Елена Ивановна, жена инженера, предстала в образе мифической жар-птицы с красным клювом, но родом она из крепостных (лебедь – водоплавающая птица).
Золотое весло также принадлежит и водному, и огненному. Отчаянная гребля и остужает пыл, и баламутит реку. Отблеском этого парадокса звучит реплика Лукерьи: «Чтоб ты сгорел от водки!» (образ огненной воды).
Огурец
В спектакле есть и невидимые символы, которые воздействуют подчас сильнее, чем зримые. Огурец – национальный продукт, универсальная закуска, колючий герой загадок и сказок. Визуально о нём напоминает разве что зелёная тесемка на котомке рассказчика. Но уже в прологе спектакля звучит описание утраченного русского рая – «огурцов и капусты было вволю: ешь добровольно, сколько душа хочет». Этот монолог из рассказа «Мужики» перекидывает мост к знаменитому возгласу многих чеховских героев: – В Москву! Отметим, что призыв услышала именно деревня. Население нынешних городов в подавляющем большинстве составляют потомки русских крестьян. Уехать в Москву, умоляет Елену Ивановну её маленькая дочь. В утешение Родион протягивает «огурец, маленький, кривой, как полумесяц, весь в ржаных крошках».
Гуси-лебеди
Два центральных женских образа воплощены художником спектакля Алией Кайбалдиевой в двух тканевых птицах, отсылающих к русской народной кукле и фигурам на шестах традиционного уличного театра Китая.
Жена инженера, Елена Ивановна, проплывает сказочной Царевной-лебедь, – белоснежная, красивая, бледная, тонкая, окутанная сказочными ароматами. У крестьян её появление сливается с шествием невиданных белых лошадей («Чистые лебеди!»), так о ней и говорит «Кучериха».
Жена кузнеца, Степанида, взлетает из пыли, её серая шаль, будто вытоптанная земля или зола. Похожая на воробьиху или серую гусыню с выводком цыплят, она вечно хлопочет за стаю своих детей и мужа, которого страстно любит. Эту сторону женской натуры – нежность, любвеобильность, особую поступь, – прекрасно воплощает кукла-перевертыщ. Серый платок вдруг оборачивается роскошной шалью с кружевом, Степанида с бубенцами-кастаньетами становится похожа на благородную испанку, будто сошедшую с полотен Натальи Гончаровой. Эта сметливая, словоохотливая, остроумная женщина тоже вызывает «лошадиные ассоциации». В одних эпизодах её хочется сравнить с заезженной клячей, в других – с лошадью в паре, всю жизнь проскакавшей в одной упряжке с любимым мужем.

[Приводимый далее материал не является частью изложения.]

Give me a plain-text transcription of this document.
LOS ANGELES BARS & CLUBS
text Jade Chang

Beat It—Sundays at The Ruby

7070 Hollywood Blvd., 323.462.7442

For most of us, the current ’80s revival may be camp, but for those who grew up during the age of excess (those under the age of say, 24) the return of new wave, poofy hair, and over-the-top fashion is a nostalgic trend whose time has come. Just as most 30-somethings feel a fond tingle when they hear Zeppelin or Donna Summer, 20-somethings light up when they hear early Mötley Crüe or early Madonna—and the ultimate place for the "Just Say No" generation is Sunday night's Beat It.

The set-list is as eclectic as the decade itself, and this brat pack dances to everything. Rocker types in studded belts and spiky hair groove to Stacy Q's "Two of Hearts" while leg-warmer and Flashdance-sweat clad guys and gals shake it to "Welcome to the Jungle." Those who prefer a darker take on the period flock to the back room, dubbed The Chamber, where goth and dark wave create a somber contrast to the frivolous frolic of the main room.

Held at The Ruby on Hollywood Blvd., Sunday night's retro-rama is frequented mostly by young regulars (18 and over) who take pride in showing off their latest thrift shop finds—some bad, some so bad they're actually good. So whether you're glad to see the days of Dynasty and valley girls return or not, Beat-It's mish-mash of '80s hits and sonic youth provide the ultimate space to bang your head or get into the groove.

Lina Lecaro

Именно женская энергия для создателей спектакля позволяет разрешить все конфликты и примирить героев. В эпилоге звучит реплика Маши Прозоровой из пьесы «Три сестры»: «– А уже летят перелетные птицы... Лебеди, или гуси... Милые мои, счастливые мои...». Актёр долго кружит вместе с куклой-лебедем вокруг золотой башни, взмывают шелковые крылья, напоминающие рябь могучей реки. А на поклонах вдруг озорно выскакивает Степанида, размахивая своим серым платочком-крылом.